Petrochemical feedstocks made up about 12% of oil demand in 2017 but Wood Mackenzie Chemicals sees significant growth over the next 20 years as demand for plastics and fibres grows.
Faced with the prospect of declining use in transportation as vehicle efficiencies and electrification bite, the oil industry is turning to petrochemicals for long-term oil demand growth. However, “petrochemicals” mostly means “plastics”, which are now in the sustainability spotlight.
The public, environmentalists, brand owners, institutions and now governments are responding to the rising tide of negative perception of plastics caused mainly by their improper disposal after use. The reaction to their environmental impact has been to increase efforts to reduce, ban plastics and/or increase reuse and recycling.
How does that impact the potential for chemicals to be the vehicle of long-term oil demand growth? This is a massively complex and increasingly sensitive issue and one that won’t be effectively resolved quickly or easily.
Plastics are just too efficient to be easily replaced
Understanding the implications for natural resources and the environmental consequences of shifting away from plastics must take into account the entire supply chain. What replaces plastics? Metal? Wood? Paper? Glass?
There is little doubt that much, much more can be done to reduce waste and consumption. One of the key issues is that plastics, particularly in packaging applications, are incredibly efficient and cost effective; finding an alternative solution is not easy. Alternatives can also be costly and few want to incur the burden of higher costs. The consumer and/or brand owners eventually will have to absorb the higher costs but are they willing to do so?
Another important point to bare in mind is the size of the fibre industry, another large market that falls under the petrochemicals umbrella. It is approaching 100 million tons and we expect it will keep growing with rising incomes and improving standards of living. Polyester, one of the man-made fibres, is the largest of these markets by far. However, there is no meaningful alternative to meet growing fibre demand than polyester, so replacing this material within its current capacity would be near-to-impossible.
Intentions and implementation are not aligned
The importance of a circular economy for plastics is evolving from a minority view to a broader consumer desire via governments, brand owners and consumers. However, the solutions to overcome current barriers are not simple and clear. Many questions need to be answered when considering the wider implications, including the impact on natural resources.
For example, plastics are extensively used in food packaging to prevent spoilage, which in turn reduces transportation costs, food costs and energy requirements. But if plastic food packaging is banned, spoilage increases and this will lead to more land, water, pesticides, equipment and so on being consumed. In the end, is this better for the environment? Further analysis is required to properly measure the full impact on the entire supply chain.
Rapidly growing need for circular plastics economy
What of the circular plastics economy?
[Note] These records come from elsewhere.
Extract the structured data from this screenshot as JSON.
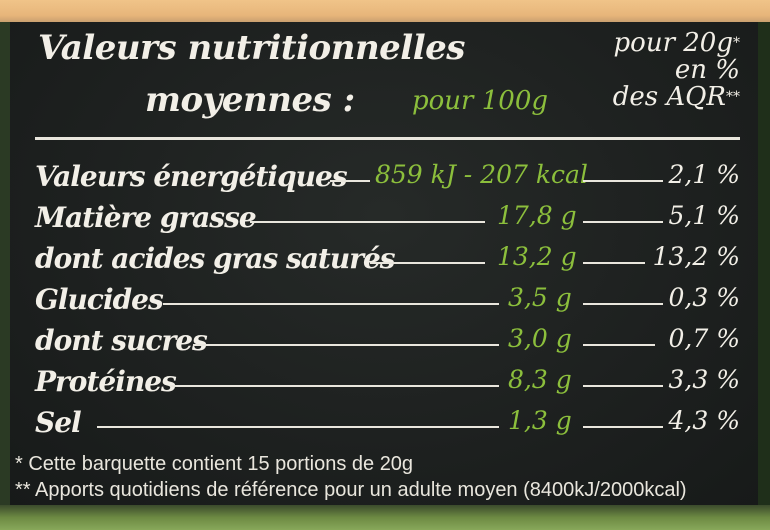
{
  "panel": {
    "title_line1": "Valeurs nutritionnelles",
    "title_line2": "moyennes :",
    "col_100g": "pour 100g",
    "col_20g_line1": "pour 20g",
    "col_20g_line2": "en %",
    "col_20g_line3": "des AQR",
    "col_20g_ast1": "*",
    "col_20g_ast2": "**",
    "accent_green": "#8cbf3c"
  },
  "rows": [
    {
      "label": "Valeurs énergétiques",
      "per_100g": "859 kJ - 207 kcal",
      "pct_20g": "2,1 %"
    },
    {
      "label": "Matière grasse",
      "per_100g": "17,8 g",
      "pct_20g": "5,1 %"
    },
    {
      "label": "dont acides gras saturés",
      "per_100g": "13,2 g",
      "pct_20g": "13,2 %"
    },
    {
      "label": "Glucides",
      "per_100g": "3,5 g",
      "pct_20g": "0,3 %"
    },
    {
      "label": "dont sucres",
      "per_100g": "3,0 g",
      "pct_20g": "0,7 %"
    },
    {
      "label": "Protéines",
      "per_100g": "8,3 g",
      "pct_20g": "3,3 %"
    },
    {
      "label": "Sel",
      "per_100g": "1,3 g",
      "pct_20g": "4,3 %"
    }
  ],
  "footnotes": {
    "note1": "* Cette barquette contient 15 portions de 20g",
    "note2": "** Apports quotidiens de référence pour un adulte moyen (8400kJ/2000kcal)"
  }
}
There is little doubt increased plastic waste needs to be addressed and a circular economy helps reduce waste .
Recycling volume is a function of economics, waste management and sustainability initiatives/regulation. In order to move towards a circular plastics economy, plastic companies must innovate toward recyclable applications, participate in the recycling value chain and move away from single-use products.
A number of governments have recently taken measures to inspire this transition. In January 2018, China, the world’s largest importer of recycled material, implemented a ban on the import of plastic waste. This initially increases virgin resin demand in China and will also advance recycling investments in other countries. Canada’s Waste Free Ontario Act encourages innovation in recycling processes and requires producers to take full responsibility for their products and packaging, imposing a target of 80% waste diversion by 2050. Finally, the European Union has stated its intentions for 2030 that 1) All plastic packaging is reusable or recyclable; 2) More than half of plastic packaging waste will be recycled; 3) Sorting and recycling capacity will increase dramatically.
Despite backlash, plastics growth will continue for the next 20 years
Despite all of these issues, chemical demand will persist for the next 20 years due to an increase in global median incomes, growing populations and an improvement of living standards. While there will be lower growth rates, the sheer size of the market today will generate sizeable volume growth.